Wine Tasting Certainty #

• Asked: “Are you drinking dry red wine?” → “Yes, I’m sure”
• Asked: “Is it Cabernet Sauvignon?” → “I think so, but I’m less sure”
• Asked: “Is it Cabernet Sauvignon from Napa Valley?” → “I’m not confident”
• As distinctions multiply, certainty decreases

Age Guessing #

• “Are you over 20?” → High certainty
• “Are you over 30?” → Still fairly certain
• “Are you in your 50s or 60s?” → Less certain
• Narrowing down increases complexity and decreases confidence

Eisenhower and Zhukov Debate #

• Zhukov: “In Russia, people work for the economic good of the country, which is higher than working for profit”
• Eisenhower: Failed to respond effectively
• Berquist’s analysis: The common good is objectively greater, but people naturally love the private good more and must be educated toward the common good
• People begin with private motivation and gradually learn to care for the common good

Businessman’s Moral Education #

• Starts: “I join the Chamber of Commerce to promote my business and profit”
• Middle: Becomes known, makes contacts, business benefits
• End: Discovers delight in doing things for the city’s good, apart from private benefit
• He has been morally educated through graduated exposure

Childhood Taste in Music #

• Child loves marches on the radio
• Adult recognizes Mozart contains more to hear
• Yet the march is more hearable to the child initially
• Education moves from sensible appeal to rational appreciation

Literary Development #

• Child prefers Little Red Riding Hood to King Lear
• Child’s imagination is struck more by the simpler narrative
• But the child exhausts Little Red Riding Hood after repeated readings
• King Lear rewards endless rereading and study
• The more complex work is less known to the child but more fully known to the educated reader

Visual Art and Christmas Cards #

• Mother displays Christmas cards over the mantle
• Adults stop at reproductions of famous paintings, seeing more each time
• Child’s own childish drawing is seen quickly without appreciation
• The famous painting offers depths the child cannot yet perceive

Geometry: Proving Diameter Bisects Circle #

• Imagine the circle flipped over the diameter
• If the two halves coincide, they are equal
• If they don’t coincide, one falls above or below
• If they don’t coincide, all radii would not be equal
• But by definition, all radii are equal
• Therefore they must coincide and be equal
• This proof uses the axiom: “the whole is greater than a part” and the law of non-contradiction

Geometry: Right Angles Equal #

• Postulate: all right angles are equal
• Definition: a right angle is formed when a straight line standing on a line makes equal angles
• The definition tells us these two angles are equal; it doesn’t tell us this angle equals that angle (different right angles)
• Proof requires axiom: the whole is greater than a part
• If angle A = angle B and the composite is greater than angle C, then the composite must be greater than itself—impossible without the axiom

Arithmetic: Odd Numbers Not Even #

• Statement: “No odd number is even” is known to itself
• If an odd number were even, it would be divisible into two equal parts
• But if it’s divisible into two equal parts, it cannot be odd
• Contradiction: it would both be and not be divisible into two equal parts
• This impossibility rests on the axiom: something cannot both be and not be

Questions Addressed #

How do we naturally move from particular examples to universal definitions?

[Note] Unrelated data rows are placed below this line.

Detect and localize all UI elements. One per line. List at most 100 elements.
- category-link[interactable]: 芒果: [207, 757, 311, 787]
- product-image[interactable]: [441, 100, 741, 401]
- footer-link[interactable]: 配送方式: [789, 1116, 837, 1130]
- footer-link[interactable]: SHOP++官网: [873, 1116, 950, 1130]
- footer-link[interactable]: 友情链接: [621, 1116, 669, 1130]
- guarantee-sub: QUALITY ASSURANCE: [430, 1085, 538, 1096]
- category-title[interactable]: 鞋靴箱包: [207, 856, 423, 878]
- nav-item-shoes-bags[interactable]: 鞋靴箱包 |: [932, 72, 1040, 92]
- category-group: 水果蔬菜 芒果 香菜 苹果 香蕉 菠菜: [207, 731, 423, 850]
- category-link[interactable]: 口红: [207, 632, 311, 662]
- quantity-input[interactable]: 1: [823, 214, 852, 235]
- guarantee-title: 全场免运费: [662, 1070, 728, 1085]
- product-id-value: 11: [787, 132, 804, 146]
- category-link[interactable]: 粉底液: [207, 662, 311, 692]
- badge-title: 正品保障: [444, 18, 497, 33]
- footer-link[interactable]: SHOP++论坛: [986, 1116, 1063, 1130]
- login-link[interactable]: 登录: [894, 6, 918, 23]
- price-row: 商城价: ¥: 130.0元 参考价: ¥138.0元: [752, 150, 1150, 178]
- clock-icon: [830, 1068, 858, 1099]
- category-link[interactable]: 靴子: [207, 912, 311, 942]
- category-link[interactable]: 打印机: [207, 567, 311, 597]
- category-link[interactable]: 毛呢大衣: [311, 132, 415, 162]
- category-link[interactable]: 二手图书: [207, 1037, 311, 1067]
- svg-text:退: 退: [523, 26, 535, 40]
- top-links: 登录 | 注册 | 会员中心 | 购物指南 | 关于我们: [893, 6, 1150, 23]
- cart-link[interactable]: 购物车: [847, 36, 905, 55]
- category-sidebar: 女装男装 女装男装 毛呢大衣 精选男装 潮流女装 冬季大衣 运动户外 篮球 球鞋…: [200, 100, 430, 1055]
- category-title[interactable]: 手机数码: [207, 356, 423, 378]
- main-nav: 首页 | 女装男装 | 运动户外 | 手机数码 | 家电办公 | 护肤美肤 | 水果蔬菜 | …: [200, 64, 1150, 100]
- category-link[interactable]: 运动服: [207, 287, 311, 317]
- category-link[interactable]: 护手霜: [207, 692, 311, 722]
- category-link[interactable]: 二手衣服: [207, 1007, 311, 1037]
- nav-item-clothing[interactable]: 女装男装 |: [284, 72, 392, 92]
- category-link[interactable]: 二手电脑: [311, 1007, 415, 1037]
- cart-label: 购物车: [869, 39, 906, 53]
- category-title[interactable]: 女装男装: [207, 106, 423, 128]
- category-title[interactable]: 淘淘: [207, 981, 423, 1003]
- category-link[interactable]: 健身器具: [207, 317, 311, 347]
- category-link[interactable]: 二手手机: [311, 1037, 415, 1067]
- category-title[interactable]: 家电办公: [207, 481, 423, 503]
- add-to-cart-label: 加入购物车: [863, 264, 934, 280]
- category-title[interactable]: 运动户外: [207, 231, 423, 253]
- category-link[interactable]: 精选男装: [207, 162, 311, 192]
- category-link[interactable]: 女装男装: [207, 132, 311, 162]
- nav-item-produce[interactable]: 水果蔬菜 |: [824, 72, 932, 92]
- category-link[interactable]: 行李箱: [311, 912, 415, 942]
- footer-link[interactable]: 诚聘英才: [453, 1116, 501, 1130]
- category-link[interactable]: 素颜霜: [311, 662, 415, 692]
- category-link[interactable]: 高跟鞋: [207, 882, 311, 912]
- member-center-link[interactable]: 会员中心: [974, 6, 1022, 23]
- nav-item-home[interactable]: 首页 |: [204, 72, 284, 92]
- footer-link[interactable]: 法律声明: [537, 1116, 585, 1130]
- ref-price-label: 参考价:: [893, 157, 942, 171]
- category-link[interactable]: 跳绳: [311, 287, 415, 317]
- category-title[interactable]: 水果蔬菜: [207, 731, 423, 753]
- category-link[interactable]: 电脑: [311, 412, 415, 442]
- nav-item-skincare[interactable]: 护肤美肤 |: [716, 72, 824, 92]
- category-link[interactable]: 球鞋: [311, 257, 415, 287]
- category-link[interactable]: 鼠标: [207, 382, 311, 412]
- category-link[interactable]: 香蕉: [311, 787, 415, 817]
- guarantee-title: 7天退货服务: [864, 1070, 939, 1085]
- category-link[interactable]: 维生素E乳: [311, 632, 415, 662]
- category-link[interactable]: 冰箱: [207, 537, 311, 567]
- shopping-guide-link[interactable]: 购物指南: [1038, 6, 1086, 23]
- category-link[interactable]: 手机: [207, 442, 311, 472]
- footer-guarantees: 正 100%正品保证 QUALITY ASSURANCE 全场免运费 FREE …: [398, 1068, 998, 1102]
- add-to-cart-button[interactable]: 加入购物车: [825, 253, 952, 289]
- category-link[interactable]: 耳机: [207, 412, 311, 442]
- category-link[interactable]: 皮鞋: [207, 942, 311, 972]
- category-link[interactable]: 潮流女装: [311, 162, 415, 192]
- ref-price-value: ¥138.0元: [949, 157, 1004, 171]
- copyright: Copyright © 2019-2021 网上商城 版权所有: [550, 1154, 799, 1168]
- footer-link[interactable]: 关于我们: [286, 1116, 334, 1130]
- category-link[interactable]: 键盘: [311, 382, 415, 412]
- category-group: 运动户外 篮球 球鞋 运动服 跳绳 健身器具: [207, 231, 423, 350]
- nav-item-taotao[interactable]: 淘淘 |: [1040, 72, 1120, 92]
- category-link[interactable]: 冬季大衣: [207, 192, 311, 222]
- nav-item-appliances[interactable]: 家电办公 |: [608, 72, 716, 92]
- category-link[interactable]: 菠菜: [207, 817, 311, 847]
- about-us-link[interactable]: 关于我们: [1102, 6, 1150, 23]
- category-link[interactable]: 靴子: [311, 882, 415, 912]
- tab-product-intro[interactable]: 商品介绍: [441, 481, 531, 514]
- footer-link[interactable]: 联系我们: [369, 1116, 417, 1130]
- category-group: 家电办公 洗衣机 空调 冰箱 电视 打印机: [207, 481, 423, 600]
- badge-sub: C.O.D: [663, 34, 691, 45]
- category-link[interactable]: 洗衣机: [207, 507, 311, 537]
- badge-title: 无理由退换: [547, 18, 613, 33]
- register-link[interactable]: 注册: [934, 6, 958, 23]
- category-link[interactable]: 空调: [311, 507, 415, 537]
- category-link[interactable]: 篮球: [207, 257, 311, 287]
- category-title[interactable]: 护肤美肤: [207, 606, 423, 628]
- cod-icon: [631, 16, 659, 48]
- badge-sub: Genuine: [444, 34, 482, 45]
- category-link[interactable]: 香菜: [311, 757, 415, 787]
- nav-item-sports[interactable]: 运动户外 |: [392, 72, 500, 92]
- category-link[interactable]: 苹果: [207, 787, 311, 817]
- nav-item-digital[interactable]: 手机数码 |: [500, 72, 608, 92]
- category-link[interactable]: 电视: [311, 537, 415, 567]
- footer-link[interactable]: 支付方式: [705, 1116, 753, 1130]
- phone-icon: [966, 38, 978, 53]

• Through comparison of many singular instances, we abstract what is common to all
• More examples and careful thought gradually refine our understanding
• This is natural; it precedes any formal training in logic

What is the relationship between what is more known to us and what is more fully known?

• They are inversely related
• What is more known to us (confused, sensible, particular, external) is less fully or perfectly understood
• What is less known to us (distinct, rational, universal, internal) is more fully known
• We are more confident about vague knowledge than precise knowledge

Why does increased precision decrease certainty?

• When defining something narrowly, we make more claims that could be false
• Vague knowledge makes fewer, simpler claims, hence is more likely to be true
• Example: “dry red wine” is easier to verify than “1987 Cabernet Sauvignon from Napa Valley, from a specific vineyard”

How do axioms function in demonstrations?

• Axioms are self-evident truths that serve as foundations for reasoned-out knowledge
• Geometric, arithmetic, and physical proofs implicitly or explicitly employ axioms
• Without axioms, reasoning would have no foundation
• The most fundamental axiom is the law of non-contradiction

Why must we proceed from outward to inward knowledge in education?

• The senses naturally know things externally; reason must be developed to see inwardly
• Starting with inward knowledge for which one lacks sensible grounding causes confusion
• Natural progression allows the learner to build on what is already known
• Premature attempts at abstract knowledge without sensible foundation harm learning

Can one skip stages in the progression from sensible to rational, or from private to common good?

• No; attempting to do so causes harm (as in the 5BX exercise example)
• One must be graduated appropriately through stages
• Forcing someone to the highest good without education in lower goods is ineffective
• Education always involves development in proper order